I dropped my arms and reared back.
“You want me to leave? I just got here. Where would I go?”
“Sharon’s.”
The Bay Area friend I’d mentioned once. She’d thought this all through.
I jumped up like lightning, grabbed my purse, pulled up the handle on my wheelie bag—click-click. My ears were popping; my brain and muscles were flooded with thin fluid. She watched as I took off the gold buckle ring. It was the worst thing I could think of to do. Surely she would snap out of it and understand what was happening—she was losing me! But she just watched as I struggled, twisting it, then dropped it on the floor and rolled out the door. I walked a block, listening for the sound of her footsteps—would they be running steps or just fast walking? Would she grab me from behind and say Wait or would she walk alongside me for a long time until I finally stopped.

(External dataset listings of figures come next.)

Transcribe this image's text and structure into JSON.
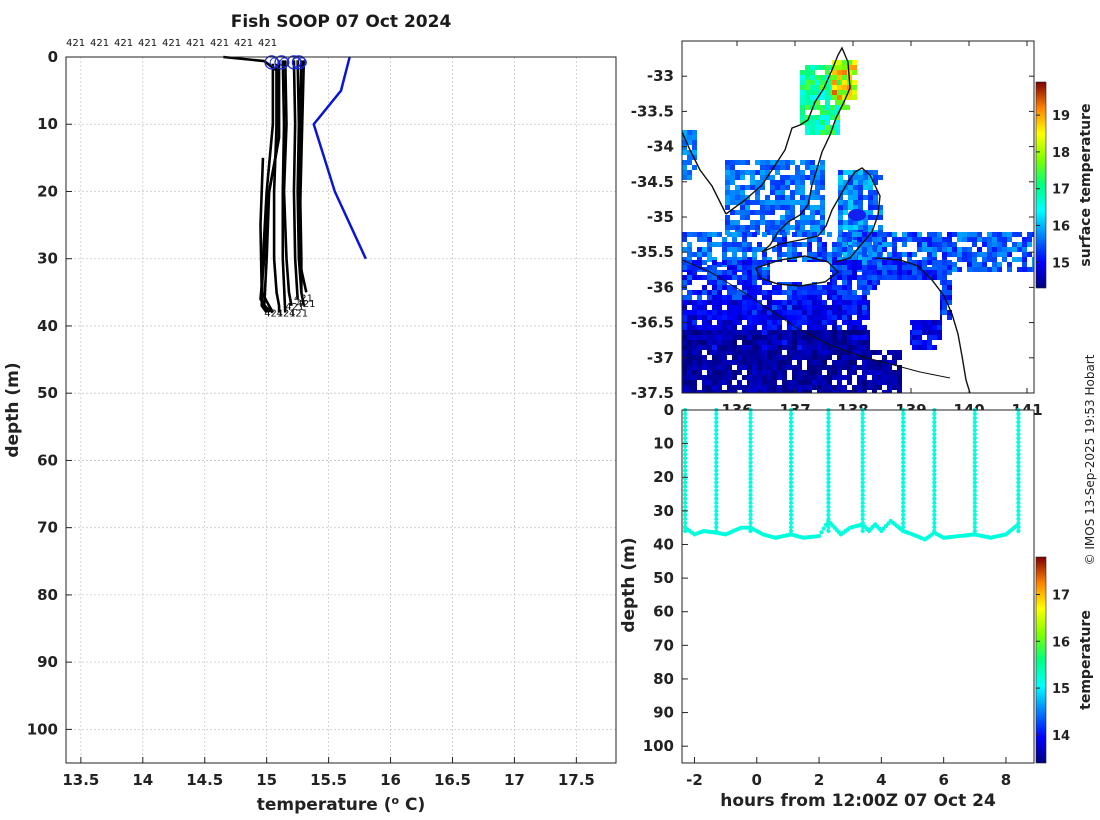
{
  "figure": {
    "credit": "© IMOS 13-Sep-2025 19:53 Hobart"
  },
  "chart_data": [
    {
      "id": "profile",
      "type": "line",
      "title": "Fish SOOP 07 Oct 2024",
      "xlabel": "temperature (",
      "xlabel_sup": "o",
      "xlabel_end": " C)",
      "ylabel": "depth (m)",
      "xlim": [
        13.38,
        17.82
      ],
      "ylim": [
        0,
        105
      ],
      "y_inverted": true,
      "xticks": [
        13.5,
        14,
        14.5,
        15,
        15.5,
        16,
        16.5,
        17,
        17.5
      ],
      "xtick_labels": [
        "13.5",
        "14",
        "14.5",
        "15",
        "15.5",
        "16",
        "16.5",
        "17",
        "17.5"
      ],
      "yticks": [
        0,
        10,
        20,
        30,
        40,
        50,
        60,
        70,
        80,
        90,
        100
      ],
      "ytick_labels": [
        "0",
        "10",
        "20",
        "30",
        "40",
        "50",
        "60",
        "70",
        "80",
        "90",
        "100"
      ],
      "top_annotations": [
        "421",
        "421",
        "421",
        "421",
        "421",
        "421",
        "421",
        "421",
        "421"
      ],
      "bottom_annotations": [
        "421",
        "421",
        "421",
        "421",
        "421",
        "421"
      ],
      "reference_profile": {
        "name": "climatology",
        "color": "#0a14d8",
        "temperature": [
          15.67,
          15.6,
          15.38,
          15.55,
          15.8
        ],
        "depth": [
          0,
          5,
          10,
          20,
          30
        ]
      },
      "profiles": [
        {
          "temperature": [
            14.65,
            14.98,
            15.08,
            15.08,
            15.06,
            15.06,
            15.08,
            15.1,
            15.1
          ],
          "depth": [
            0,
            0.6,
            2,
            10,
            20,
            30,
            35,
            37,
            38
          ]
        },
        {
          "temperature": [
            15.1,
            15.1,
            15.1,
            15.08,
            15.02,
            15.0,
            14.98,
            15.05
          ],
          "depth": [
            0.5,
            10,
            12,
            14,
            20,
            30,
            37,
            38
          ]
        },
        {
          "temperature": [
            15.28,
            15.27,
            15.27,
            15.28,
            15.28,
            15.3
          ],
          "depth": [
            0.5,
            10,
            20,
            30,
            35,
            37
          ]
        },
        {
          "temperature": [
            15.15,
            15.16,
            15.14,
            15.16,
            15.18,
            15.2
          ],
          "depth": [
            0.5,
            10,
            20,
            30,
            35,
            37
          ]
        },
        {
          "temperature": [
            15.13,
            15.14,
            15.13,
            15.13,
            15.15
          ],
          "depth": [
            0.5,
            10,
            20,
            30,
            38
          ]
        },
        {
          "temperature": [
            15.22,
            15.23,
            15.22,
            15.23,
            15.25
          ],
          "depth": [
            0.5,
            10,
            20,
            30,
            36
          ]
        },
        {
          "temperature": [
            15.25,
            15.26,
            15.25,
            15.26,
            15.28
          ],
          "depth": [
            0.5,
            10,
            20,
            30,
            35
          ]
        },
        {
          "temperature": [
            15.05,
            15.05,
            15.0,
            14.97,
            14.96,
            15.0
          ],
          "depth": [
            1,
            10,
            20,
            30,
            37,
            38
          ]
        },
        {
          "temperature": [
            15.08,
            15.08,
            15.0,
            14.98,
            14.95,
            15.02
          ],
          "depth": [
            1,
            14,
            22,
            30,
            36,
            38
          ]
        },
        {
          "temperature": [
            14.97,
            14.95,
            14.96,
            15.05
          ],
          "depth": [
            15,
            25,
            35,
            38
          ]
        },
        {
          "temperature": [
            15.3,
            15.28,
            15.26,
            15.32
          ],
          "depth": [
            0.5,
            15,
            30,
            35
          ]
        }
      ],
      "surface_markers": [
        15.04,
        15.12,
        15.22,
        15.26
      ]
    },
    {
      "id": "sst_map",
      "type": "heatmap",
      "colorbar_label": "surface temperature",
      "colorbar_ticks": [
        "15",
        "16",
        "17",
        "18",
        "19"
      ],
      "colorbar_values": [
        15,
        16,
        17,
        18,
        19
      ],
      "colorbar_range": [
        14.3,
        19.9
      ],
      "ylim": [
        -37.5,
        -32.5
      ],
      "yticks": [
        -33,
        -33.5,
        -34,
        -34.5,
        -35,
        -35.5,
        -36,
        -36.5,
        -37,
        -37.5
      ],
      "ytick_labels": [
        "-33",
        "-33.5",
        "-34",
        "-34.5",
        "-35",
        "-35.5",
        "-36",
        "-36.5",
        "-37",
        "-37.5"
      ],
      "xtick_labels": [
        "136",
        "137",
        "138",
        "139",
        "140",
        "141"
      ],
      "position_marker": {
        "lon": 137.95,
        "lat": -34.98
      }
    },
    {
      "id": "depth_time",
      "type": "scatter",
      "xlabel": "hours from 12:00Z 07 Oct 24",
      "ylabel": "depth (m)",
      "xlim": [
        -2.4,
        8.9
      ],
      "ylim": [
        0,
        105
      ],
      "y_inverted": true,
      "xticks": [
        -2,
        0,
        2,
        4,
        6,
        8
      ],
      "xtick_labels": [
        "-2",
        "0",
        "2",
        "4",
        "6",
        "8"
      ],
      "yticks": [
        0,
        10,
        20,
        30,
        40,
        50,
        60,
        70,
        80,
        90,
        100
      ],
      "ytick_labels": [
        "0",
        "10",
        "20",
        "30",
        "40",
        "50",
        "60",
        "70",
        "80",
        "90",
        "100"
      ],
      "colorbar_label": "temperature",
      "colorbar_ticks": [
        "14",
        "15",
        "16",
        "17"
      ],
      "colorbar_values": [
        14,
        15,
        16,
        17
      ],
      "colorbar_range": [
        13.4,
        17.8
      ],
      "surfacing_hours": [
        -2.3,
        -1.3,
        -0.2,
        1.1,
        2.3,
        3.4,
        4.7,
        5.7,
        7.0,
        8.4
      ],
      "bottom_track": {
        "hours": [
          -2.3,
          -2.0,
          -1.7,
          -1.3,
          -1.0,
          -0.5,
          -0.2,
          0.2,
          0.6,
          1.1,
          1.5,
          2.0,
          2.3,
          2.7,
          3.0,
          3.4,
          3.6,
          3.8,
          4.0,
          4.3,
          4.7,
          5.0,
          5.4,
          5.7,
          6.0,
          6.5,
          7.0,
          7.5,
          8.0,
          8.4
        ],
        "depth": [
          35,
          37,
          36,
          36.5,
          37,
          35,
          35,
          37,
          38,
          37,
          38,
          37.5,
          33,
          37,
          35,
          34,
          36,
          34,
          36,
          33,
          36,
          37,
          38.5,
          36.5,
          38,
          37.5,
          37,
          38,
          37,
          34
        ]
      },
      "marker_temperature": 15.2
    }
  ]
}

I sat down on the sidewalk; it would be easier for her to find me if I wasn’t too far away.
After a while I walked back to the shingled cottage.
I knocked, then pounded.
She swung the door open and looked at me like a stranger—Yes?
She had showered and changed. In the time I had been waiting she had done these things. She was about to go out.
I staggered backward, apologizing for the intrusion.